ニホンジカの角落ちシーズン

先日、ニホンジカの角を3本拾った。ニホンジカは毎年角を落として新しく生え替わる。3月中旬から5月中旬に角を落とす。
今回拾った3本は、いづれも標高1,000m程の尾根を歩いている時だった。2本は、地面を平らにならしたシカの休息場所に1mほど離れて落ちていた。同じ個体の左右の角だ。もう1本は、残雪の脇に落ちていた。2本は休息中に、1本は採食中に落ちたものだ。
角が落ちて間もない時には、角が生えていた部分が痛々しく見えるが、シカのほうは至って平然としている。間も無く、そこから袋角と呼ばれる柔らかい角がむくむくと伸びてくる。
立派に大きくなった角が、翌年には落ちて生え変わる。角の再生にはかなりのエネルギーが必要と思われるのに、毎年生え変わる必要があるのだろうか?
角は8月までは外皮をかぶっているが、9月には骨化した硬い角となっている。


子グマの滑り台

眩いばかりのブナの新緑やタムシバの白い花が春の山を彩っている。ツキノワグマが冬眠から目覚める季節がやって来た。
昨日は1頭のツキノワグマが3本のタムシバの木を渡り歩いて、白い花を手当たり次第に食べていた。クマが登った木は、花の数が減った分だけ色褪せて見える。花を食べ尽くしてしまうと、木にとっては一大事ではないかと思うが、花は半分くらいは残っている。
今冬は雪が多く、雪が長く残っていた割にはタムシバが早く咲いた。普通は標高が低いところから咲くのだが、今年は標高に係わらず一斉に咲いている。むしろ標高の低いところのほうが遅いように見える。

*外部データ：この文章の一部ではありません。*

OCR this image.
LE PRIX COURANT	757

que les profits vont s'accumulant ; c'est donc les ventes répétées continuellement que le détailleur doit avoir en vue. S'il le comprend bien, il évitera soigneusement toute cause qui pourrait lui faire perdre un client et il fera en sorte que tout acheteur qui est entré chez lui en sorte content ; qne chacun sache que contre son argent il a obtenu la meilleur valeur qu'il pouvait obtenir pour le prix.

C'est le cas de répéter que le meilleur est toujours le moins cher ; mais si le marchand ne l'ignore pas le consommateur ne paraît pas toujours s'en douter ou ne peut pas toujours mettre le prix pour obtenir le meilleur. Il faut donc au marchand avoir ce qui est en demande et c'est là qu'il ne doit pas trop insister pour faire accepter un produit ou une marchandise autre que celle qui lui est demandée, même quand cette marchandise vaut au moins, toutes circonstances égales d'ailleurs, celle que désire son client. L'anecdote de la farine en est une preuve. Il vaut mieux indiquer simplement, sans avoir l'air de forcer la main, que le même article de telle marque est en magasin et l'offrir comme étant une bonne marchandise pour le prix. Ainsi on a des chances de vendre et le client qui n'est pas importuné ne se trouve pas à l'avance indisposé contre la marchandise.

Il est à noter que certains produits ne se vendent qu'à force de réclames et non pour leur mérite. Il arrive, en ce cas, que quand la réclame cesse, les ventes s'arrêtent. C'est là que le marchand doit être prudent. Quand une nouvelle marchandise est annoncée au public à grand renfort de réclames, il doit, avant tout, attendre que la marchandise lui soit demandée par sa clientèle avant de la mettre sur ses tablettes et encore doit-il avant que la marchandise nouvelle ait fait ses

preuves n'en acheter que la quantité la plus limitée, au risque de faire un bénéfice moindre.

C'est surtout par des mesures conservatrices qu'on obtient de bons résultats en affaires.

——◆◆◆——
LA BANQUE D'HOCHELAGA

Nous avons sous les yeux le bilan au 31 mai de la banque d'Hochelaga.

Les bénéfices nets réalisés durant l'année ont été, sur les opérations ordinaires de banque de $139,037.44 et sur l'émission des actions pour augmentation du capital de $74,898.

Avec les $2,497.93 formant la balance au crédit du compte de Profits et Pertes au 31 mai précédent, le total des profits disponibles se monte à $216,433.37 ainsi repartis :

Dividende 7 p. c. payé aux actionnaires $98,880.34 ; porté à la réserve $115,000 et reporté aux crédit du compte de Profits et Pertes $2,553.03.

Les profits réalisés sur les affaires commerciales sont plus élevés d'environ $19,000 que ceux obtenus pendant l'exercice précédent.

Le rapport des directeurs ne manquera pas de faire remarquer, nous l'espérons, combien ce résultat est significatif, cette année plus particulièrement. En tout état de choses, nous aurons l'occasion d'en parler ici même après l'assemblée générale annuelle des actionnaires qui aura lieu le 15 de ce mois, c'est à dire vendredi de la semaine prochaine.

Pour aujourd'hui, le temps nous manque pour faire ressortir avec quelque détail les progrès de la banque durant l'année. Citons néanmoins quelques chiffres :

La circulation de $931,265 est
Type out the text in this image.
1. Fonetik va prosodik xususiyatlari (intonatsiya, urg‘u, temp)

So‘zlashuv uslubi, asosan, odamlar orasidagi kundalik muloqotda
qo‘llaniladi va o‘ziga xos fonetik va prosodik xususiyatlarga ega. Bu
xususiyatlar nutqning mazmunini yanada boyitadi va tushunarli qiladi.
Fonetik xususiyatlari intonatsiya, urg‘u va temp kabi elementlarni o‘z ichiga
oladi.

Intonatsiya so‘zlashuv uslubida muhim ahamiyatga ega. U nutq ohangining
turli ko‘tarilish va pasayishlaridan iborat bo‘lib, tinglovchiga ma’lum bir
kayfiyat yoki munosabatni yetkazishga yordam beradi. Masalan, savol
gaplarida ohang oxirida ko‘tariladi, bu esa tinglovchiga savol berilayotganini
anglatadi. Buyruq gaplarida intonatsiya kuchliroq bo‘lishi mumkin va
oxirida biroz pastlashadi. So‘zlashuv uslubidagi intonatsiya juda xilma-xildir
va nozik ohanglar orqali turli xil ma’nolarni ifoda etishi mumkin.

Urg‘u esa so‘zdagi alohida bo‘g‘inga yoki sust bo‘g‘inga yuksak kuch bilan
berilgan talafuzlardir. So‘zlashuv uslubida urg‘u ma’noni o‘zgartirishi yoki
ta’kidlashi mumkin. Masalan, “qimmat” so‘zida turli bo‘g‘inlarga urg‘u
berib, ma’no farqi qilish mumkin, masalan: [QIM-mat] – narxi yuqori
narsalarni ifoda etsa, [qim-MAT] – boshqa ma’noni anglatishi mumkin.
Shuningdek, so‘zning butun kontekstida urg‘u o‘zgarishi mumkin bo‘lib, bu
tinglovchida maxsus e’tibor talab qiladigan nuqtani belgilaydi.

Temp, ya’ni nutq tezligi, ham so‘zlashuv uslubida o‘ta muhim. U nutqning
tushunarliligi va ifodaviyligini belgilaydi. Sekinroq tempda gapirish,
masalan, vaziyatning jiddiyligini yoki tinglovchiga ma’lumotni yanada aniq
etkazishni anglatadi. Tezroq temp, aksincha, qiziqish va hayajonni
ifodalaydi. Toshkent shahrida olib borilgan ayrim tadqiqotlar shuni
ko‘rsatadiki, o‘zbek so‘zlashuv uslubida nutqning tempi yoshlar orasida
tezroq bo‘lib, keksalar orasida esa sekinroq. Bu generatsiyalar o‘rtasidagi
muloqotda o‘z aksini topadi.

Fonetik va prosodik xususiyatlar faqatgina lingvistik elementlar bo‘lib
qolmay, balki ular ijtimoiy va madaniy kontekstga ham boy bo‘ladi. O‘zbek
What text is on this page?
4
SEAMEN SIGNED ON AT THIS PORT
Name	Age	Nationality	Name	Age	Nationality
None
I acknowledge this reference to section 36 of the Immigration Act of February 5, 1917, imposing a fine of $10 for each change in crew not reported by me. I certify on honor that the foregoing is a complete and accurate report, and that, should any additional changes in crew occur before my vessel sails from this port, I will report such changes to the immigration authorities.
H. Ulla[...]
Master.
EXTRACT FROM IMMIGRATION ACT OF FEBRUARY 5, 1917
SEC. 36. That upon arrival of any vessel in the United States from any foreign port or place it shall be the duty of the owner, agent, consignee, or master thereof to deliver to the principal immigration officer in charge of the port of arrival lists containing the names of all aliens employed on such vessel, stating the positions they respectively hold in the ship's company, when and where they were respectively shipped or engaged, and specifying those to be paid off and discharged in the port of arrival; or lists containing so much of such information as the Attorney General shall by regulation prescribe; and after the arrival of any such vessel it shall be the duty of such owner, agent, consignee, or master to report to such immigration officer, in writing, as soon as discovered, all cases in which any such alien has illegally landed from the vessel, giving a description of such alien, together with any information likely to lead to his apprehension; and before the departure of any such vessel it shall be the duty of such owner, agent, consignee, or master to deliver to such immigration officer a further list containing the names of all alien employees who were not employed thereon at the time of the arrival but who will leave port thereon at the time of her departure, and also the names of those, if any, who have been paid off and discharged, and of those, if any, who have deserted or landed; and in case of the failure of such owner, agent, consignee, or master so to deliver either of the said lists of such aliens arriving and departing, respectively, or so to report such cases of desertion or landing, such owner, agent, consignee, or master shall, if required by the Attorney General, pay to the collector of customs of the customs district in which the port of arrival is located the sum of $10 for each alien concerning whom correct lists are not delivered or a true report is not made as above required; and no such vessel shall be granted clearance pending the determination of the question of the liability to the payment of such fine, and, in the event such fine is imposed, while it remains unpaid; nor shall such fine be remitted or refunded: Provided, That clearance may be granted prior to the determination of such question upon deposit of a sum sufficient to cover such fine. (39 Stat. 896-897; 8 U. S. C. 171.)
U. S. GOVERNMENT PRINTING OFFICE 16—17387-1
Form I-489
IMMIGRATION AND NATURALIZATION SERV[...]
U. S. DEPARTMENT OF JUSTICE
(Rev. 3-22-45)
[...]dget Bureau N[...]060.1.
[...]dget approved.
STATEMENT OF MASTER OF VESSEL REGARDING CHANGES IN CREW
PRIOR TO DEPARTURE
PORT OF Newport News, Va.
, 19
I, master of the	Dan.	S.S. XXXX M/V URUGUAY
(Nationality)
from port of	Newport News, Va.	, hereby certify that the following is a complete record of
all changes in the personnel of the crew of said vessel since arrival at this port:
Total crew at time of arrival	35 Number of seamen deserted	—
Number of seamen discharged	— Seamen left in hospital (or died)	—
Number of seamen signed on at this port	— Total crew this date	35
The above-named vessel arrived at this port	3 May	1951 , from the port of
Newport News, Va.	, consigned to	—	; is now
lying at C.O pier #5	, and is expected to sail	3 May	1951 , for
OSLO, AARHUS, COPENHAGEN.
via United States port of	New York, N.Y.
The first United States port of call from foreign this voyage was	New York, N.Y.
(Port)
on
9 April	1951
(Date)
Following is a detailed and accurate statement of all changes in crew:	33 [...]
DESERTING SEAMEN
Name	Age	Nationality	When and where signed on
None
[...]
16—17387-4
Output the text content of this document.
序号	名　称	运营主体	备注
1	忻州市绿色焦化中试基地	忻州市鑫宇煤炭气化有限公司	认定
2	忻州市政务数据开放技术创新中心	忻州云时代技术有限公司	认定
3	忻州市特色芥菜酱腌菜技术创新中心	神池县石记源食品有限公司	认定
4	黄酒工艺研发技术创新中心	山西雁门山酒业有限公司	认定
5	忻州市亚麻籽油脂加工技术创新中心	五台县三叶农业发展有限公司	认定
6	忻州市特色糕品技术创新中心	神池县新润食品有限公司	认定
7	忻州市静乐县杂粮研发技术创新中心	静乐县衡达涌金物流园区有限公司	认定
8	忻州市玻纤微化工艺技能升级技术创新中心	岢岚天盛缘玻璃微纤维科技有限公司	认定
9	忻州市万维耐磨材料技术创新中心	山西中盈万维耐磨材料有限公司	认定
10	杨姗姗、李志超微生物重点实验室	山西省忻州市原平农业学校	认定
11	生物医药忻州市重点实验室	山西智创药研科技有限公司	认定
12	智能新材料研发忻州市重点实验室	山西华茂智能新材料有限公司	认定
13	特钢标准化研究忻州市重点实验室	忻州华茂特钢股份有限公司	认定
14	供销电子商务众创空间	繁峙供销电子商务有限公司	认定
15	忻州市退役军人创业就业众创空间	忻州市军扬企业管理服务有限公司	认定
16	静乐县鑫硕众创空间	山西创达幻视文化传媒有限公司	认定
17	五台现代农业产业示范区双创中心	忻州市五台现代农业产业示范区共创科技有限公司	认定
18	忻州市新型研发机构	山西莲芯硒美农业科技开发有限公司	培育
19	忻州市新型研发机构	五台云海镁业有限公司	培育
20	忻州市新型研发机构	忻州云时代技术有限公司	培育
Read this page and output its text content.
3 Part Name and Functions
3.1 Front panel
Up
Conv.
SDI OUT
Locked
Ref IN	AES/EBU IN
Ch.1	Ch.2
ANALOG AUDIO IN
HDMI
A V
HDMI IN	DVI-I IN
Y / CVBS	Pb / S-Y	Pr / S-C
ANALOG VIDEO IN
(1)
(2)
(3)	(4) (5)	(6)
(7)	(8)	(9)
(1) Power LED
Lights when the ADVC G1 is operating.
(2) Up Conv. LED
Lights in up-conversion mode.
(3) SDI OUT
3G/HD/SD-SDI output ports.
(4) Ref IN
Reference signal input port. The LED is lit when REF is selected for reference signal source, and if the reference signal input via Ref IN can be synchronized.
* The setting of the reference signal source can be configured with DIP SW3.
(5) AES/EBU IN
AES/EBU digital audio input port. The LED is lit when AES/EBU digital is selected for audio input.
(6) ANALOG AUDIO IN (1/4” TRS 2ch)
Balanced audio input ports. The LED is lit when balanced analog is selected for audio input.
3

1日経った今日は、昨日と同じと思われるクマが150mほど上の木に登って、芽吹き始めた葉を食べている。すぐに動きが止まり、枝の上で昼寝をしている。冬眠明けのクマはよく眠る。
800mほど離れた斜面には母子グマが現れた。昨年生まれの子グマはやんちゃ盛りだ。母グマとは違う方向へ歩き出した時に、急傾斜地に積もった落ち葉に乗って2〜3m滑り落ちた。滑り台として遊んでいるように見えたが、予期せず滑り落ちて驚いているのかもしれない。
子グマは怯む様子はなく、急斜面を歩いて母グマが消えた林の中へと入って行った。